Valued policy is one of the many types of fire insurance. In this type of policy an agreement is set between two or more parties, and the insurer, being one party to the agreement, will be liable pay in case of any kind of destruction of property caused by the fire.
Specific policy is another type of fire insurance, where the value of property is not considered for
the purpose of insurance and the insurer pays the loss amount, which however, is not more than the sum specified in the policy. It ensures a risk for a particular amount.
Average policy is a fire insurance policy in which the value of the property is considered. This policy is only insured for a sum smaller than the actual value of the property. In this policy type, the insurer will have to bear only the proportion of the actual loss which, at the time of loss, the sum assured bears to the actual value of the property.

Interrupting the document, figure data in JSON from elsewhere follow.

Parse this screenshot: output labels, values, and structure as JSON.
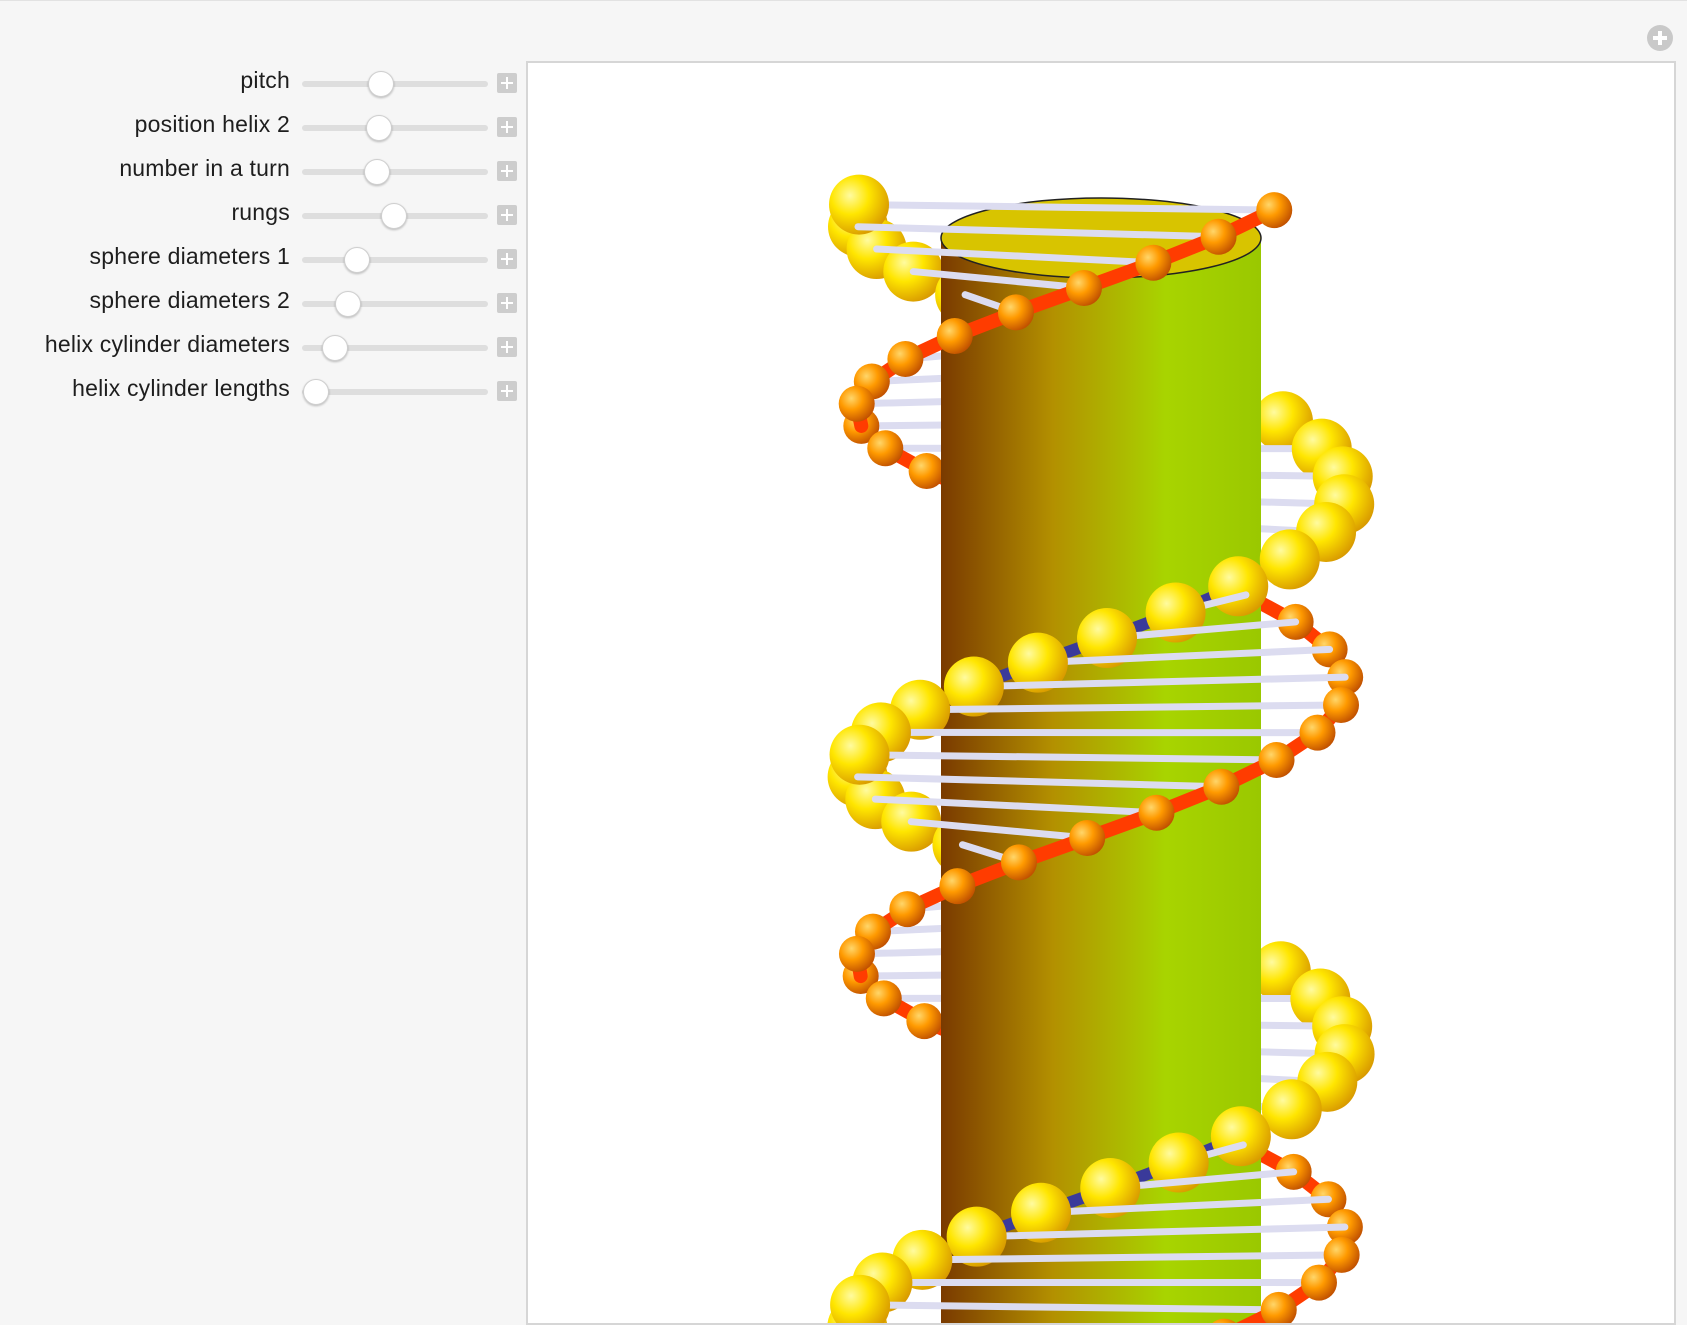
{
  "window": {
    "expand_button": "plus-circle-icon"
  },
  "controls": [
    {
      "label": "pitch",
      "value": 0.42
    },
    {
      "label": "position helix 2",
      "value": 0.41
    },
    {
      "label": "number in a turn",
      "value": 0.4
    },
    {
      "label": "rungs",
      "value": 0.49
    },
    {
      "label": "sphere diameters 1",
      "value": 0.29
    },
    {
      "label": "sphere diameters 2",
      "value": 0.24
    },
    {
      "label": "helix cylinder diameters",
      "value": 0.17
    },
    {
      "label": "helix cylinder lengths",
      "value": 0.07
    }
  ],
  "scene": {
    "description_colors": {
      "cylinder_dark": "#7a3a00",
      "cylinder_light": "#a8d400",
      "cylinder_top": "#d8c400",
      "helix1_sphere": "#ffe600",
      "helix1_link": "#3a3a9a",
      "helix2_sphere": "#ff9a00",
      "helix2_link": "#ff3c00",
      "rung": "#dcdcf0"
    }
  }
}
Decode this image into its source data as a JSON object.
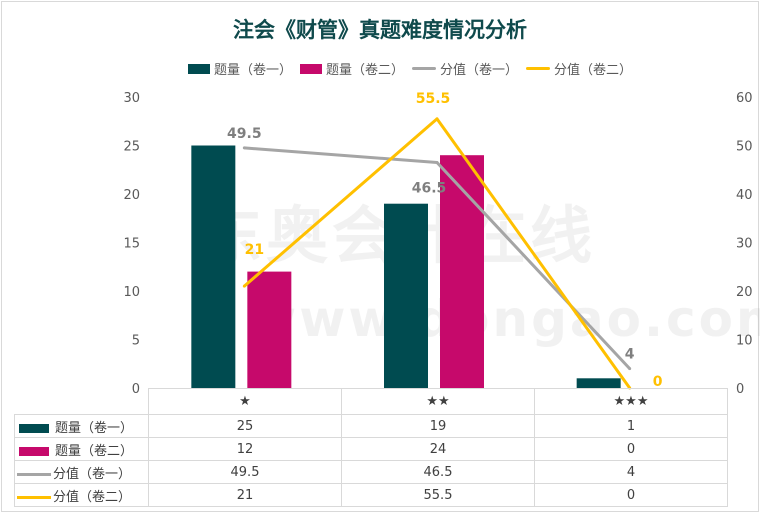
{
  "title": "注会《财管》真题难度情况分析",
  "watermark": {
    "name": "东奥会计在线",
    "url": "www.dongao.com"
  },
  "legend": [
    {
      "label": "题量（卷一）",
      "color": "#004b50",
      "kind": "bar"
    },
    {
      "label": "题量（卷二）",
      "color": "#c6096b",
      "kind": "bar"
    },
    {
      "label": "分值（卷一）",
      "color": "#a5a5a5",
      "kind": "line"
    },
    {
      "label": "分值（卷二）",
      "color": "#ffc000",
      "kind": "line"
    }
  ],
  "chart_data": {
    "type": "bar+line",
    "title": "注会《财管》真题难度情况分析",
    "categories": [
      "★",
      "★★",
      "★★★"
    ],
    "left_axis": {
      "ylim": [
        0,
        30
      ],
      "ticks": [
        0,
        5,
        10,
        15,
        20,
        25,
        30
      ]
    },
    "right_axis": {
      "ylim": [
        0,
        60
      ],
      "ticks": [
        0,
        10,
        20,
        30,
        40,
        50,
        60
      ]
    },
    "grid": false,
    "legend_position": "top",
    "data_table": true,
    "series": [
      {
        "name": "题量（卷一）",
        "type": "bar",
        "axis": "left",
        "color": "#004b50",
        "values": [
          25,
          19,
          1
        ]
      },
      {
        "name": "题量（卷二）",
        "type": "bar",
        "axis": "left",
        "color": "#c6096b",
        "values": [
          12,
          24,
          0
        ]
      },
      {
        "name": "分值（卷一）",
        "type": "line",
        "axis": "right",
        "color": "#a5a5a5",
        "values": [
          49.5,
          46.5,
          4
        ],
        "label_color": "#7f7f7f"
      },
      {
        "name": "分值（卷二）",
        "type": "line",
        "axis": "right",
        "color": "#ffc000",
        "values": [
          21,
          55.5,
          0
        ],
        "label_color": "#ffc000"
      }
    ]
  },
  "table_rows": [
    {
      "label": "题量（卷一）",
      "values": [
        "25",
        "19",
        "1"
      ]
    },
    {
      "label": "题量（卷二）",
      "values": [
        "12",
        "24",
        "0"
      ]
    },
    {
      "label": "分值（卷一）",
      "values": [
        "49.5",
        "46.5",
        "4"
      ]
    },
    {
      "label": "分值（卷二）",
      "values": [
        "21",
        "55.5",
        "0"
      ]
    }
  ]
}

Floating policy would include the coverage for one amount and one premium of several types of goods which may be lying at various locations for. The premium which is usually charged under this kind of policy is the total average of the premiums that could have been paid had each batch of the goods would have been insured under the specific sums of the specific policy for specific sums.

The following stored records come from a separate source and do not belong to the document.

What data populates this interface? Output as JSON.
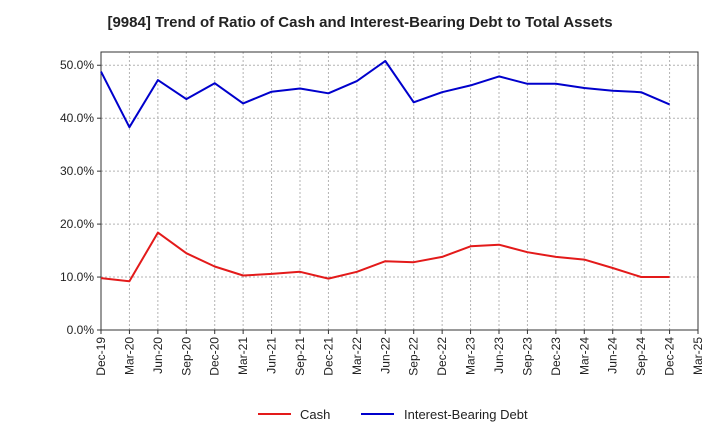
{
  "chart_data": {
    "type": "line",
    "title": "[9984]  Trend of Ratio of Cash and Interest-Bearing Debt to Total Assets",
    "xlabel": "",
    "ylabel": "",
    "categories": [
      "Dec-19",
      "Mar-20",
      "Jun-20",
      "Sep-20",
      "Dec-20",
      "Mar-21",
      "Jun-21",
      "Sep-21",
      "Dec-21",
      "Mar-22",
      "Jun-22",
      "Sep-22",
      "Dec-22",
      "Mar-23",
      "Jun-23",
      "Sep-23",
      "Dec-23",
      "Mar-24",
      "Jun-24",
      "Sep-24",
      "Dec-24",
      "Mar-25"
    ],
    "ylim": [
      0,
      52.5
    ],
    "yticks": [
      0,
      10,
      20,
      30,
      40,
      50
    ],
    "ytick_labels": [
      "0.0%",
      "10.0%",
      "20.0%",
      "30.0%",
      "40.0%",
      "50.0%"
    ],
    "grid": true,
    "legend_position": "bottom",
    "series": [
      {
        "name": "Cash",
        "color": "#e31a1a",
        "values": [
          9.8,
          9.2,
          18.4,
          14.5,
          12.0,
          10.3,
          10.6,
          11.0,
          9.7,
          11.0,
          13.0,
          12.8,
          13.8,
          15.8,
          16.1,
          14.7,
          13.8,
          13.3,
          11.7,
          10.0,
          10.0,
          null
        ]
      },
      {
        "name": "Interest-Bearing Debt",
        "color": "#0000cc",
        "values": [
          48.8,
          38.3,
          47.2,
          43.6,
          46.6,
          42.8,
          45.0,
          45.6,
          44.7,
          47.0,
          50.8,
          43.0,
          44.9,
          46.2,
          47.9,
          46.5,
          46.5,
          45.7,
          45.2,
          44.9,
          42.6,
          null
        ]
      }
    ]
  }
}
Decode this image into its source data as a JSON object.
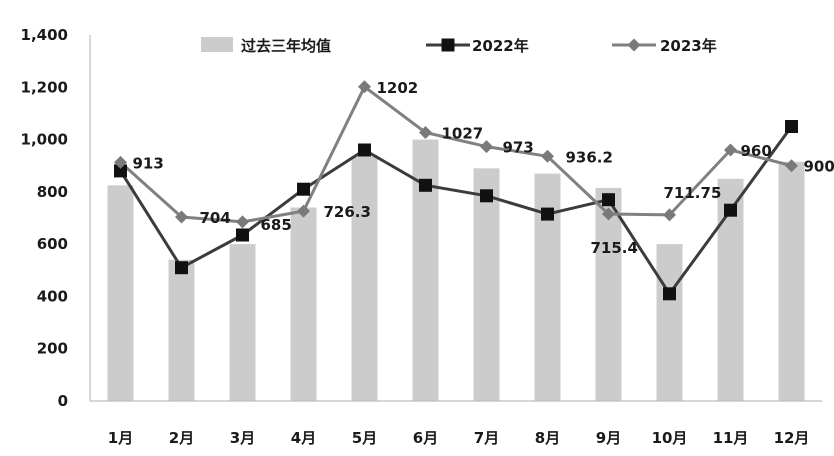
{
  "chart_data": {
    "type": "bar",
    "categories": [
      "1月",
      "2月",
      "3月",
      "4月",
      "5月",
      "6月",
      "7月",
      "8月",
      "9月",
      "10月",
      "11月",
      "12月"
    ],
    "series": [
      {
        "name": "过去三年均值",
        "type": "bar",
        "values": [
          825,
          540,
          600,
          740,
          935,
          1000,
          890,
          870,
          815,
          600,
          850,
          915
        ]
      },
      {
        "name": "2022年",
        "type": "line",
        "marker": "square",
        "values": [
          880,
          510,
          635,
          810,
          960,
          825,
          785,
          715,
          770,
          410,
          730,
          1050
        ]
      },
      {
        "name": "2023年",
        "type": "line",
        "marker": "diamond",
        "values": [
          913,
          704,
          685,
          726.3,
          1202,
          1027,
          973,
          936.2,
          715.4,
          711.75,
          960,
          900
        ],
        "data_labels": [
          "913",
          "704",
          "685",
          "726.3",
          "1202",
          "1027",
          "973",
          "936.2",
          "715.4",
          "711.75",
          "960",
          "900"
        ]
      }
    ],
    "y_ticks": [
      "0",
      "200",
      "400",
      "600",
      "800",
      "1,000",
      "1,200",
      "1,400"
    ],
    "ylim": [
      0,
      1400
    ],
    "grid": false,
    "legend": "top-center",
    "colors": {
      "bar": "#cccccc",
      "line2022": "#3c3c3c",
      "marker2022": "#111111",
      "line2023": "#808080",
      "marker2023": "#7a7a7a"
    }
  }
}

Excess policy is when the stock of the insured is fluctuating and the insured can take a policy for an amount that is only below the amount usually under which their stocks don’t necessarily fall. In this case, another insurance policy might have to be taken up by the insured to cover the maximum amount of stocks which. The former type of policy is called First Loss Policy and the latter is called Excess Policy.

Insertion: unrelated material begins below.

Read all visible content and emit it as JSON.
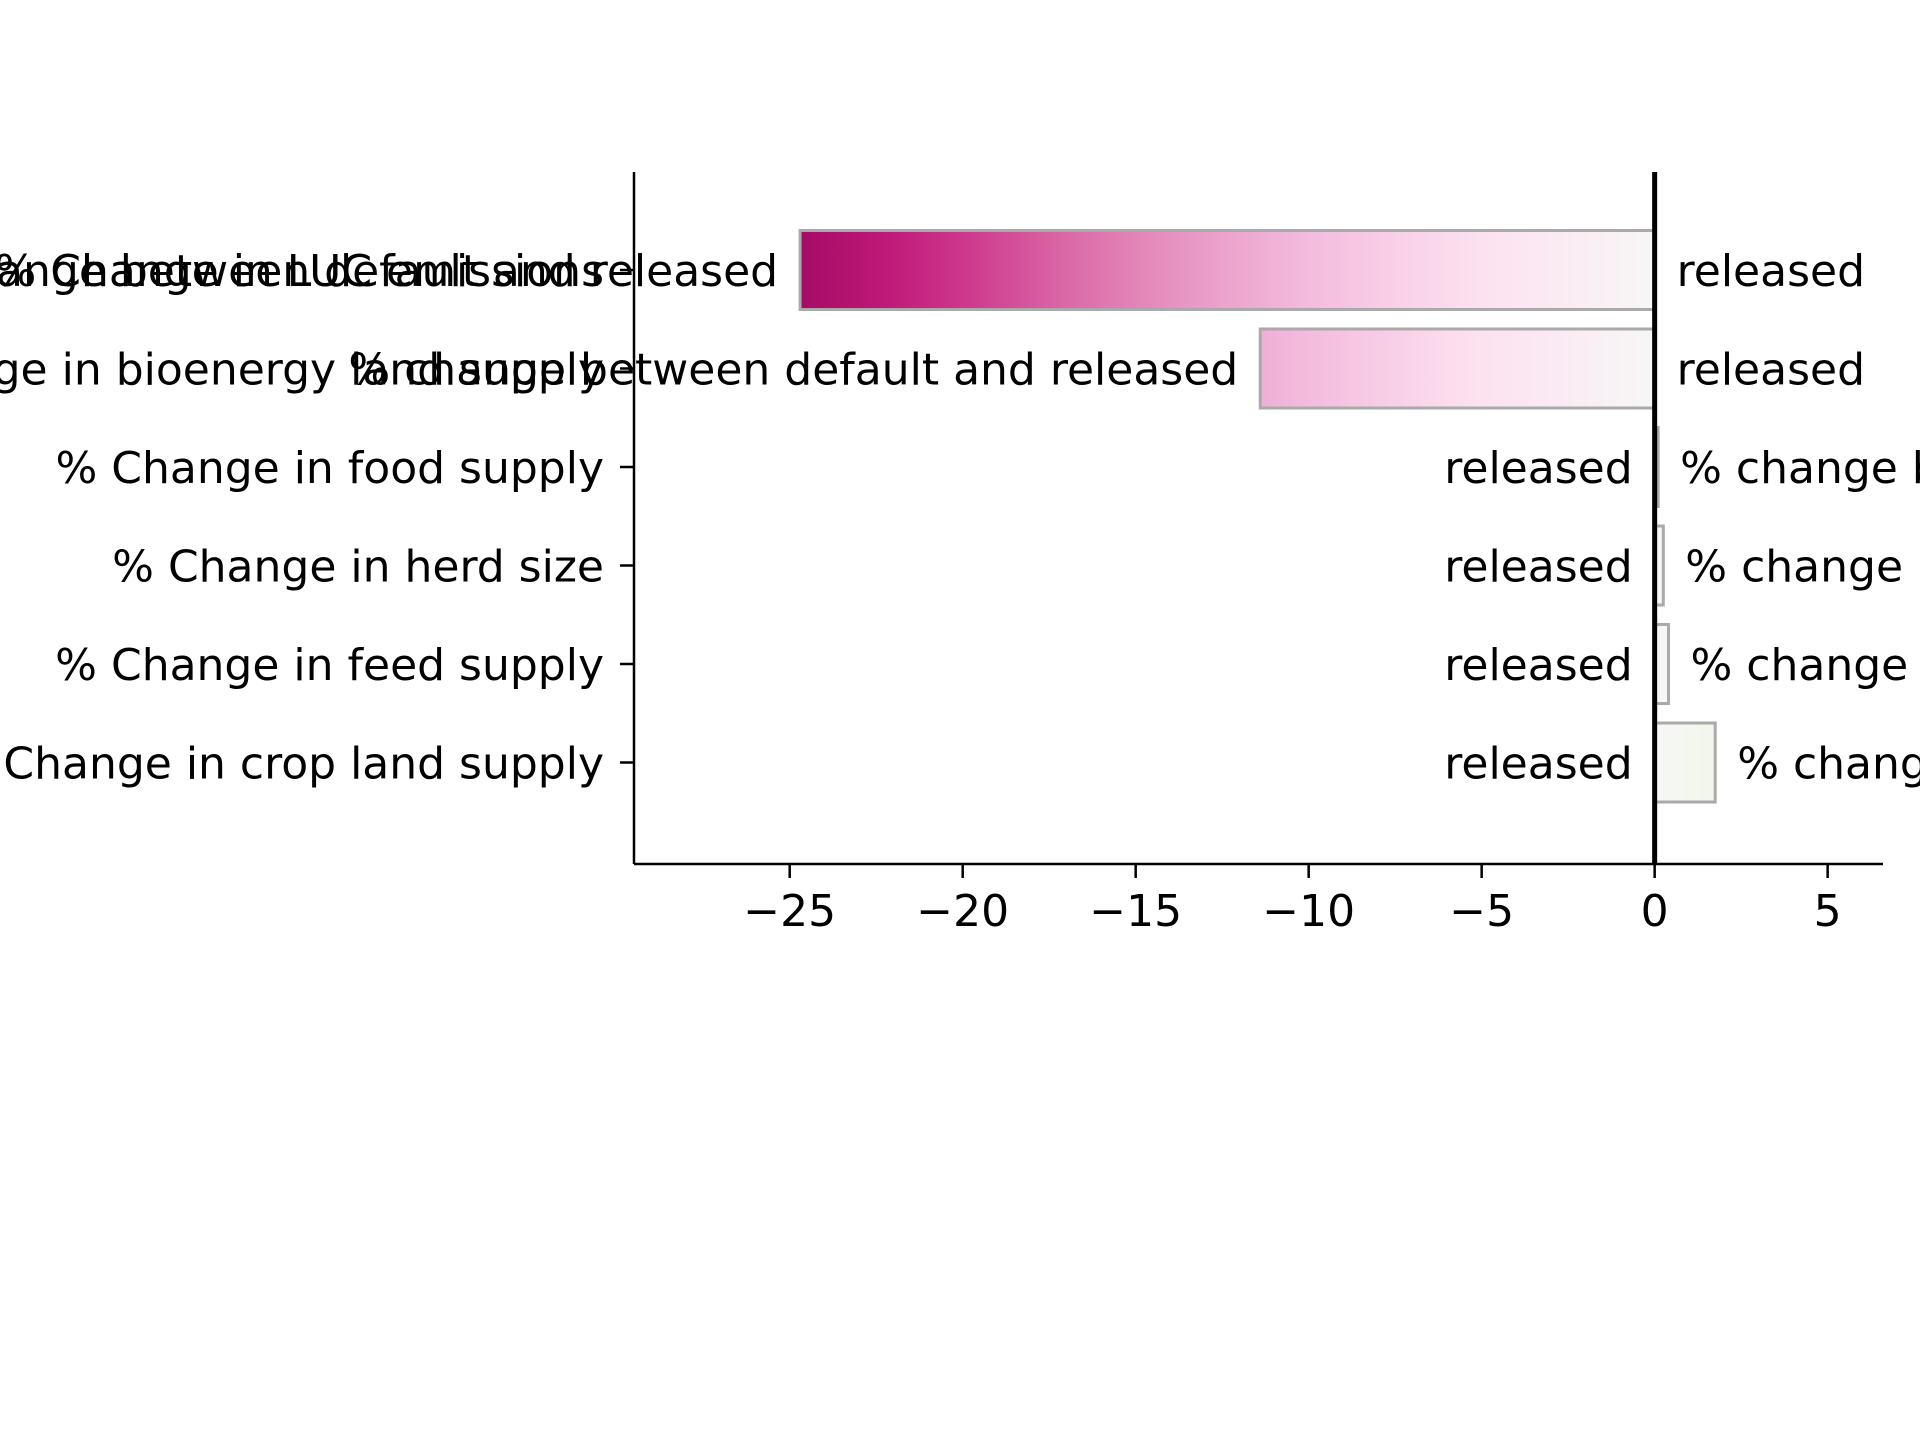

A Blanket policy is the type of insurance policy which, under one policy, covers all assets, whether fixed and/or current.
A Comprehensive insurance policy is the one which takes into account coverage for risks related to fire, flood, riots, strikes, burglary etc, which may be restricted a particular specified amount.
Consequential Loss Policy has this main objective to assure cover for the loss or profit that would be caused by any interruption of business due to fire. It is also known as loss of profit policy.
Reinstatement Policy, as the name suggests, is a policy under which the insurer pays the amount which is sufficient enough to reinstate assets or property that has been destroyed.
Open Declaration Policy is a policy where the value of the subject is declared while the insured makes a deposit with the insurer. Such risks are covered within the insurance. It also may be noted that policies of this kind are normally taken up in the situations which involves a variable value of the stocks in hand.